Cancer is one of the most life-threatening diseases around the world with increasing number of people suffering from cancer. Its number keep increasing rapidly pass over this decade and expected to increase in next decade. Recent study by WHO (World Health Organization) shown that the number of global cancer death is projected to increase 45% from 2007 to 2030 (from 7.9 million to 11.5 million deaths). Cancer is so malignant that most of people will do anything to kill cancer with intervention, surgery and chemotherapy. Chemotherapy has become the last option available to those who suffer cancer after having done intervention or surgical treatment. However, drug used to this therapy cause some negative side-effect to the patient. Until this bad impact of drug-related cancer can be substituted by the harmless one, scientist, doctors and pharmacist keep on researching the best possible drug to cure cancer.
The development of cancer-related drug have shown a great improvement over this decade. It’s started with the first discovery of arsenic dioxide as the chemotherapy agent and followed by the more harmless drug such as thalidomide and bendamustine. Now, the development of cancer-related drug has moved to a new perspective of healing with genome based medicine. Thanks to the discovery of the latest promising genomic cancer-related drug in 2010 by Jay Bradner and team. This research which is funded by Dana Farber Institute in joint with Harvard Medical School find a certain substance targeting genome triggering cancer. This substance is called JQ1, a cell-permeable small molecule that binds competitively to acetyl-lysine recognition motifs, or bromodomains. Bromodomain-containing proteins are of substantial biological interest, as components of transcription factor complexes and determinants of epigenetic memory which may turn the transcription of normal cells into cancerous.

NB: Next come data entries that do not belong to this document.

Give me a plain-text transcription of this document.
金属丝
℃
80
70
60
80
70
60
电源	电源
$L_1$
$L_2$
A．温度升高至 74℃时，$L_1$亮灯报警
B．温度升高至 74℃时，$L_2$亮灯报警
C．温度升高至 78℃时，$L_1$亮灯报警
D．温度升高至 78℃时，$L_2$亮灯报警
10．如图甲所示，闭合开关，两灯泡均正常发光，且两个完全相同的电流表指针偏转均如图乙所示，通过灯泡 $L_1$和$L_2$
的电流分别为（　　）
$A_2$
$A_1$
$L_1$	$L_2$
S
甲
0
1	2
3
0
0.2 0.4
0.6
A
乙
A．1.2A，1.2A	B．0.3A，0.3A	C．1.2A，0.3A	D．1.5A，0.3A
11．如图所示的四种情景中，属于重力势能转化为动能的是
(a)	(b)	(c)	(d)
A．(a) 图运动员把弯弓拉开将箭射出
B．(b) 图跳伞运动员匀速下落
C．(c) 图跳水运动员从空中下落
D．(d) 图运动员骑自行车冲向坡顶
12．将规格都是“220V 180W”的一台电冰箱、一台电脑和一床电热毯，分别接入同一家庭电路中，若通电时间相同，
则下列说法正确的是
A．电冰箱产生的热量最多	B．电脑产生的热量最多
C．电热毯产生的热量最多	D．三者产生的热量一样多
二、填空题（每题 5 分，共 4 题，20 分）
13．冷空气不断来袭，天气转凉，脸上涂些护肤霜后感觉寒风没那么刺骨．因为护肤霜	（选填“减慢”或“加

This JQ1 molecule targets a specific bromodomain called BRD4 by displaces it from nuclear chromatin in cells in order to avoid getting transcripted and causing cancerous cells. Moreover, cancerous cells targeted by JQ1 was forgetting that it was cancer and becoming normal cells.
Clinical trial in mice has shown a massive dramatic changes. Mice infused by cancerous cell developed a large mass of tumour in its thigh. Treatment from this compound made the rapid growth of cancerous cell faded. With complete clinical trial in 4 mouse models, the mice that get the drug lived and ones that don’t get the drug rapidly perished. It is also shown that mouse models that the drug has a longer life than those which don’t. In addition, those mouse models not getting the drug grew a rapid mass of tumour while the ones getting the drug didn’t.
Another recent study has shown that JQ1 compound make the leukimia cell revert back to normal as well as happened in myeloma and fatty liver which revert to their normal condition. Eventhough this substance has not yet to be claimed undergone in human experiment, it has become a magnet towards other researchers."We're also excited to have found a pharmacological way to suppress Myc, which plays a role in many oncogenic pathways and is deregulated in most cancers," says Scott Lowe, Scientist at Cold Spring Harbor Laboratory (CSHL) . It is expected that the derivative compound of JQ1 will be discovered and create a stronger cancer-related drug in the future.
JQ1 is expected to be a powerful cancer drug in the near future. There are magnificent empiric prove shown by laboratorium and clinical trial, such as revert cancerous cells to normal and lengthen the life expectancy by making the rapid growth of tumur faded, which support it to be one of the biggest discovery in medicine.
Bibliography
1. Bardner, James, “Selective Inhibition of BET Bromodomain”, Dana Farber-Cancer Institute.
2. Cold Spring Harbor Laboratory, “Unconventional hunt for new cancer targets leads to a powerful drug candidate for leukemia”, Medical press.
3. Bardner, James. “TEDxBoston: Open-source Cancer Research”. Video taken from youtube at October 31th 2011 at 9.15 p.m.